Currently only very small number of web apps has an offline mode. I’m glad that Read It Later, the content clipping service I frequently use, can show me my notes even if I’m in the middle of nowhere. But even if I wish, I cannot pre-download emails and read offline, edit my presentation slides when I’m on board a plane to Les Vegas, or listen to songs I stored in Google Music when I lay on bed in a remote village resort in Asia where telephone is regarded as new technology.
We love our gadgets, and we love them more if they are unique. That’s why people like covering their smartphones with cases and stickers.
You would be disappointed by how restricted you could customize your Chromebook’s wallpaper. On one hand, there are thousands of themes with different colours and wallpapers for Chrome. On the other hand, if none of these themes attracts you, you cannot load local image files as wallpaper. You have to do it indirectly, for example, by using a custom start page. The same applies to system sounds and icons. (You can use a custom photo as your avatar, though.)
Let’s Make Chrome OS Better…?
If I were asked to recommend on improvements to Chrome OS, here is a list of critical areas to work on:
- Better local functionality (i.e. less internet-dependent)
- More drivers and plug-ins (e.g. Netflix and Java support)
- Higher customizability
I’m confident that Google should be fully aware of these issues. There have been voices from various channels (blogs, discussion forums, google groups) calling for these expected functions. And Google has been responding quickly. In 2011 developer conference Google announced that Google Docs, Calendar and Mail would soon have offline functionality. There would be a working media player in Chrome OS. What’s more, Netflix and Hulu would be supported.
What I’m more concerned with is in what direction Chrome OS would go. Should Chrome OS become a power OS like Mac, Linux or Windows? Or should Chrome OS be a pure web-centric OS? At the beginning Google’s objective is crystal clear: to build a device specifically for the internet.

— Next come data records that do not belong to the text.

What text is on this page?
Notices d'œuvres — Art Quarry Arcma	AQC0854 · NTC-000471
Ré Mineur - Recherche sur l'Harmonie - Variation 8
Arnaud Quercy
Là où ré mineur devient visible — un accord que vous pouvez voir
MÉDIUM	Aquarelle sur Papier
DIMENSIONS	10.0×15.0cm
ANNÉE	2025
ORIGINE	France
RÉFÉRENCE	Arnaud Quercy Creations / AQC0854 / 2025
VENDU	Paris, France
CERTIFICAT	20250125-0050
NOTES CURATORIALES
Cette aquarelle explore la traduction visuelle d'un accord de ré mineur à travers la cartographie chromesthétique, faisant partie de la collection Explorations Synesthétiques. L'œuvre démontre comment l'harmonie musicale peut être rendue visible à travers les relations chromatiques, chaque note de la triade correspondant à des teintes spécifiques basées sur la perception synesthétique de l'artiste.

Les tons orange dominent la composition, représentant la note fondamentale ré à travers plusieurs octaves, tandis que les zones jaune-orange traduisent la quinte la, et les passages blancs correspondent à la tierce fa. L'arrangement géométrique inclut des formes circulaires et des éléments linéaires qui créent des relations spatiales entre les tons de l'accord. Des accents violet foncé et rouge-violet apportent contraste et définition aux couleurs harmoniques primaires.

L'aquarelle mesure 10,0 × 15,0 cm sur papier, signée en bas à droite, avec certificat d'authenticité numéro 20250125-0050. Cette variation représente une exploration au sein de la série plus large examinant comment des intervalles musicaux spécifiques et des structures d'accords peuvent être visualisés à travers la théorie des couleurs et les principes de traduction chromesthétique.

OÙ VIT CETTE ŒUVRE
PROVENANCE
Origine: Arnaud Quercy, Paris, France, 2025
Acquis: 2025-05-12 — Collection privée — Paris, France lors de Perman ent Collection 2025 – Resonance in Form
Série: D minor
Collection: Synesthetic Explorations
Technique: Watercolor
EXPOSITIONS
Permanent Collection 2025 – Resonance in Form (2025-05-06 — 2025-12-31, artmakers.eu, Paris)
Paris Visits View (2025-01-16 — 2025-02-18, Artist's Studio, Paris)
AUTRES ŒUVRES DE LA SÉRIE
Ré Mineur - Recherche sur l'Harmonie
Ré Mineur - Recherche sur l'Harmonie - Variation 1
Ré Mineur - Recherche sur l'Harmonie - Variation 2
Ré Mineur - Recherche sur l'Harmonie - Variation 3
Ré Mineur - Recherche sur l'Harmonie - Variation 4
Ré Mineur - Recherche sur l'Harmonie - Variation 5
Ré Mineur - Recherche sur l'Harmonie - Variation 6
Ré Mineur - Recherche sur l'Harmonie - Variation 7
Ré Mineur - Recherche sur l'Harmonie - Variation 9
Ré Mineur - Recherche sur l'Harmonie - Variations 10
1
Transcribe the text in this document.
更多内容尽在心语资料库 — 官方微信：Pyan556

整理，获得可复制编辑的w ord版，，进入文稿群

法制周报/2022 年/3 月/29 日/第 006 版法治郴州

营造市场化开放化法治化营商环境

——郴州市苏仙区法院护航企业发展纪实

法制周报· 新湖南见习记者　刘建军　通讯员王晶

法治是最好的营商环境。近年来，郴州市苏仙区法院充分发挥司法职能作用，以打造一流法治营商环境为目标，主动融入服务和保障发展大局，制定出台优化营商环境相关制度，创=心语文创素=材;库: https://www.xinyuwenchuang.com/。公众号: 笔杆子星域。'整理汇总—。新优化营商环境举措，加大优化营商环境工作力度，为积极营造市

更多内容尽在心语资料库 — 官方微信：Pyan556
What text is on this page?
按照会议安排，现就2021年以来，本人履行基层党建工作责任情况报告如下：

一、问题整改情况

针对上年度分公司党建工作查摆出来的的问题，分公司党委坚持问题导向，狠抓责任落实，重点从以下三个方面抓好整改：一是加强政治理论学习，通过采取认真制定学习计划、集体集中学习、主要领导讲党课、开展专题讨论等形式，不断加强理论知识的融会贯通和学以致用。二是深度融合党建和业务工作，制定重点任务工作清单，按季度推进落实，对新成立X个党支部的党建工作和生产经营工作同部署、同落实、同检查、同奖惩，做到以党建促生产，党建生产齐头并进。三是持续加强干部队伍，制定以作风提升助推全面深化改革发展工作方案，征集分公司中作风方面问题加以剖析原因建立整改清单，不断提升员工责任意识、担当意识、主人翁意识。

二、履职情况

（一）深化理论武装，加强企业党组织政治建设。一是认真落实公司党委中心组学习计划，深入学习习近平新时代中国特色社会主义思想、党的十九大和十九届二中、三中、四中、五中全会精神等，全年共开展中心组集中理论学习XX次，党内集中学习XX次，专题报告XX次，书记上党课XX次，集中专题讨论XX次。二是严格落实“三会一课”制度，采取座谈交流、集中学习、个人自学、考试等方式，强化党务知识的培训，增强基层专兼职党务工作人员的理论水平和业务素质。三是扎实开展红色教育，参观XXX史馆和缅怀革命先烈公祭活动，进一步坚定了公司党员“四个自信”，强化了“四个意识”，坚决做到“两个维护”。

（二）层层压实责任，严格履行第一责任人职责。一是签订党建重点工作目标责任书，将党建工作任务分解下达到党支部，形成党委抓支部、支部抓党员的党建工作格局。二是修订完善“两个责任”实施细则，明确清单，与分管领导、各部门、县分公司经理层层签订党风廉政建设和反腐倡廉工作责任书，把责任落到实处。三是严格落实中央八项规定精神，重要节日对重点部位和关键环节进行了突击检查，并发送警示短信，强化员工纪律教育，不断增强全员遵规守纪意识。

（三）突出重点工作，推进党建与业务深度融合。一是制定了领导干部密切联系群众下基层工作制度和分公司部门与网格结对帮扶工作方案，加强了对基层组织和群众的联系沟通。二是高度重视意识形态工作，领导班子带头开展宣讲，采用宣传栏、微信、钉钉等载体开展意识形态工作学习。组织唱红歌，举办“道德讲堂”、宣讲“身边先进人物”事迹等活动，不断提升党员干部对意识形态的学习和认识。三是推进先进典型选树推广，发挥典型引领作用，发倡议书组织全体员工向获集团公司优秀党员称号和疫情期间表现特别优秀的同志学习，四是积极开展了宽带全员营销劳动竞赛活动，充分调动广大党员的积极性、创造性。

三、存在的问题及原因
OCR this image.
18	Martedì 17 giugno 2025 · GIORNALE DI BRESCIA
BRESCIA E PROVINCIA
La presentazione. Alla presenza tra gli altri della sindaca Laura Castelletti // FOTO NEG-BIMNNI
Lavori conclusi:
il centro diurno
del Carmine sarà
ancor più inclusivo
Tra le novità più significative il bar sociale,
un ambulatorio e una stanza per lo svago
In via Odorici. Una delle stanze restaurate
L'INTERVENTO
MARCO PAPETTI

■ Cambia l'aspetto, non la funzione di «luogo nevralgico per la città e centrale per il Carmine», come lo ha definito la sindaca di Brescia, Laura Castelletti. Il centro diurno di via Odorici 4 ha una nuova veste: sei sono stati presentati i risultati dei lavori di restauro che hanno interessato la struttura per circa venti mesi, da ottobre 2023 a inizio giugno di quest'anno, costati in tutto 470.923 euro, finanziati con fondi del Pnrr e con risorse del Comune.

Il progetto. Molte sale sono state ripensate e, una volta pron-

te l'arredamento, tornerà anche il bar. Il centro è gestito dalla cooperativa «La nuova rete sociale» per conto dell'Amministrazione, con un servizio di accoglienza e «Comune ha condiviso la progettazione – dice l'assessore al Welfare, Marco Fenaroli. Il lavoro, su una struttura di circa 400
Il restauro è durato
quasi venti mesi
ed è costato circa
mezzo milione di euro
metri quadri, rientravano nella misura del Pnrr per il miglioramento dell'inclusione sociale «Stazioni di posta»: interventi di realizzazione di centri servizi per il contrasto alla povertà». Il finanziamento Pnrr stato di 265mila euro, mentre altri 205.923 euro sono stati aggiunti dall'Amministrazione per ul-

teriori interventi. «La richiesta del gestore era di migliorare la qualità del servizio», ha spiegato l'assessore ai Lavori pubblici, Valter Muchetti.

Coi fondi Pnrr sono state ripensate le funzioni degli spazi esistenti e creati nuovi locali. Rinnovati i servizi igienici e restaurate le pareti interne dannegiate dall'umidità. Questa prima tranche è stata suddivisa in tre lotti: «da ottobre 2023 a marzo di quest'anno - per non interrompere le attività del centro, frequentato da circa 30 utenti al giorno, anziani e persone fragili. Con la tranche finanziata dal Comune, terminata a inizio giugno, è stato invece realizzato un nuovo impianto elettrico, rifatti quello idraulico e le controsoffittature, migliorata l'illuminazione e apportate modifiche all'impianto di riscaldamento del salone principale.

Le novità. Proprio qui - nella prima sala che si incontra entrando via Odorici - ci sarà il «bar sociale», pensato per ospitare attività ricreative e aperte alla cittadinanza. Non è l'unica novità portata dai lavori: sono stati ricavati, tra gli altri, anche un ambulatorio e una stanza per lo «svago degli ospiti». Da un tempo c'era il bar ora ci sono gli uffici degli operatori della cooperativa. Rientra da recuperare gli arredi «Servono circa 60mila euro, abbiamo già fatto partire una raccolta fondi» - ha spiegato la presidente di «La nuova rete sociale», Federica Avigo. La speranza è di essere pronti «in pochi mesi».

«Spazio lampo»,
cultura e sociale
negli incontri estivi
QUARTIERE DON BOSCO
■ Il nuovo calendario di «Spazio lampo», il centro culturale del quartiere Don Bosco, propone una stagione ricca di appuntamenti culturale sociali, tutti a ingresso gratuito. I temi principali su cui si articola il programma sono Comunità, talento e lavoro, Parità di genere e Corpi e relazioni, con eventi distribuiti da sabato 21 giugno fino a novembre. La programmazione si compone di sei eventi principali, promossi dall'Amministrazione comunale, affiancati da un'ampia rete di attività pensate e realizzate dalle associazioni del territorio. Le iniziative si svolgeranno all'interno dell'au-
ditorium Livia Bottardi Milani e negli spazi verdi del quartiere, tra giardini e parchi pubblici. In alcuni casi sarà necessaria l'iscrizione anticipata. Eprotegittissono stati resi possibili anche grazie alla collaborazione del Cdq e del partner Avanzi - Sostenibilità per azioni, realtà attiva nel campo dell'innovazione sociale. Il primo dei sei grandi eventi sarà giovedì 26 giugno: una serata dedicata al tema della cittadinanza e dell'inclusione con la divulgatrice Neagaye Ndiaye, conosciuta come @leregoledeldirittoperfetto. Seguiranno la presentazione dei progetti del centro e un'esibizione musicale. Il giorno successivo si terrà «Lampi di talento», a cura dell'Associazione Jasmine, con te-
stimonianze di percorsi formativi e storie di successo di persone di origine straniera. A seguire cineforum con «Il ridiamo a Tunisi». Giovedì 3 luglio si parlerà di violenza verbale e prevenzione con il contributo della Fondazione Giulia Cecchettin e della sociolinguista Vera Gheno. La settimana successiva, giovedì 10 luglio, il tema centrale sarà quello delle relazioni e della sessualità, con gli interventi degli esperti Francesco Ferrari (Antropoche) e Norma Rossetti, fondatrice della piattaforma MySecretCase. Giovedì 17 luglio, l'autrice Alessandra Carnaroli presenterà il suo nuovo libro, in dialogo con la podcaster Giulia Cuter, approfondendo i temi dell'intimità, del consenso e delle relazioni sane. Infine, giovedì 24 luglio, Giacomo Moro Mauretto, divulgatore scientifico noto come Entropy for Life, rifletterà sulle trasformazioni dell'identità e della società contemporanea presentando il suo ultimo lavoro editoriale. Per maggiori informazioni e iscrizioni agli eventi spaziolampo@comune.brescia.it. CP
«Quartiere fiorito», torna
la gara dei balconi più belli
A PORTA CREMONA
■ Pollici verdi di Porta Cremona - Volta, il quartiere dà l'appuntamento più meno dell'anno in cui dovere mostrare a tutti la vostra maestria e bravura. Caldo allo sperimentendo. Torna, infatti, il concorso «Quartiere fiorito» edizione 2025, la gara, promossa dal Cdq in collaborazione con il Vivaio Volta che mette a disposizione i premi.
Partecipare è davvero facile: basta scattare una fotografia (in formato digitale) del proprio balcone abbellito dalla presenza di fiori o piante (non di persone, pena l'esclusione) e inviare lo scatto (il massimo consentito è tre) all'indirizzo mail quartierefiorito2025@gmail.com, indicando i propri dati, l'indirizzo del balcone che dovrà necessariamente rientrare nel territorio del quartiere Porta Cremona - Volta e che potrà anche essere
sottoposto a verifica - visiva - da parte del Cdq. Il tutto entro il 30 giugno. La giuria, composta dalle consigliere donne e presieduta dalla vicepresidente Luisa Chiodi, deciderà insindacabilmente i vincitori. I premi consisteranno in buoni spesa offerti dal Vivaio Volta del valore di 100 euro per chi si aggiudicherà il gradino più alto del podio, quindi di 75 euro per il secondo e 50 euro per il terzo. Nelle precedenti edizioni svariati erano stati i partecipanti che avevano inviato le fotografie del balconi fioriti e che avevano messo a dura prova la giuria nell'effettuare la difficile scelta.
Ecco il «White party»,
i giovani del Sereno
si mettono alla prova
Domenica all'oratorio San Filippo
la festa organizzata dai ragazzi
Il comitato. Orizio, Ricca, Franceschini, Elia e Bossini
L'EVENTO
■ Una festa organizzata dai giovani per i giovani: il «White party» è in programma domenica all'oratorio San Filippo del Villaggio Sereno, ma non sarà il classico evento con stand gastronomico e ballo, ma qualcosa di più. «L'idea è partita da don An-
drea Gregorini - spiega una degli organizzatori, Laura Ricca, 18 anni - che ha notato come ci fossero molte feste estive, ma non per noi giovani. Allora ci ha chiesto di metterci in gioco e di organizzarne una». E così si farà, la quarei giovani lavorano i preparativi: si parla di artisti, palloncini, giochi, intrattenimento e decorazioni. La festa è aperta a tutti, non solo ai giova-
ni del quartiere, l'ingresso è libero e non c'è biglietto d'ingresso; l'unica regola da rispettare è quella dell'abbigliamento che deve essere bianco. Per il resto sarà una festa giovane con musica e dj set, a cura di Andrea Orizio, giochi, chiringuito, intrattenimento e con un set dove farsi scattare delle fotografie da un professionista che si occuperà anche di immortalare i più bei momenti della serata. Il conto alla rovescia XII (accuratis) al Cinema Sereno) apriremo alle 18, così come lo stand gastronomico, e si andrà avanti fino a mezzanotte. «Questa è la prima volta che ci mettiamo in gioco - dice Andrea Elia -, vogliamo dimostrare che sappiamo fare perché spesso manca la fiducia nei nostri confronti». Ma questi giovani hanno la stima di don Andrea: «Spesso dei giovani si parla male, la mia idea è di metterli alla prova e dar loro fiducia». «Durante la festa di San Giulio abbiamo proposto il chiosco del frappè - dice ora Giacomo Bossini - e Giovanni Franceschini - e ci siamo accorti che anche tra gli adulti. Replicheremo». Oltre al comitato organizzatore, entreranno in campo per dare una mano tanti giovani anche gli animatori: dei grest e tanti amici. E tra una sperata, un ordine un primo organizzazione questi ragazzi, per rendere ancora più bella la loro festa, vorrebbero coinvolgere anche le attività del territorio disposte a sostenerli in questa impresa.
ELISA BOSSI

The following tag line of xPud, a cloud-based operation system, perfectly fits Chrome OS: “the shortest path to the cloud”. In my opinion, Chrome OS is at its best serving as a direct and convenient web surfing tool, but nothing else.
As a user I certainly appreciate Google’s effort in improving Chrome OS. But if Chrome OS gradually becomes something similar to a traditional OS, will it lose its edge?
Ordinary computer users can get a nice netbook at $500. There are some even cheaper netbooks running on Linux. They give you full computer experience. Chrome OS shouldn’t compete with other systems. It has its own market.
Think about the e-reader market. iPad and Android tablets are great but there are people who merely want to read books. This is the market of Kindle and Nook (and they have been selling well).
Most people complain about Chrome OS’s inability to do what they expect it to do. We have seen a lot of discussions like “Google should enable ^*(*@#)()$ in Chrome” and “Windows can do *%$&)#@&*, why not CrOS” in discussion forums. I occasionally had similar questions too.
I have mixed feelings about Chrome OS. As a loyal fan of Google’s products, I have been advocating for a stronger Chrome OS more offline functions. But if Chrome OS is already a great “web terminal”, why bother to make it a fair “computer”?
Look at Cr-48. Google tabled a product that perfectly delivers “speed, simplicity and security” as it promised in 2009. Even in a beta version, the OS is quite enough for general internet use.
I’m quite happy with my Cr-48, it’s perfect for checking emails and reading news while sitting in the living room. Chrome OS at its current state isn’t good for replacing the Mac, Linux or Windows in your desktop or laptop computer.
So my final word to Google is, you guys need think thoroughly what Chrome OS should become. And my final word to consumers is, Chrome OS is great for surfing the web. If all you want is a convenient tool to surf the web, go and grab a Chromebook.
(This post originally appears in Chrome Story as a guest post. Slight modifications were made.)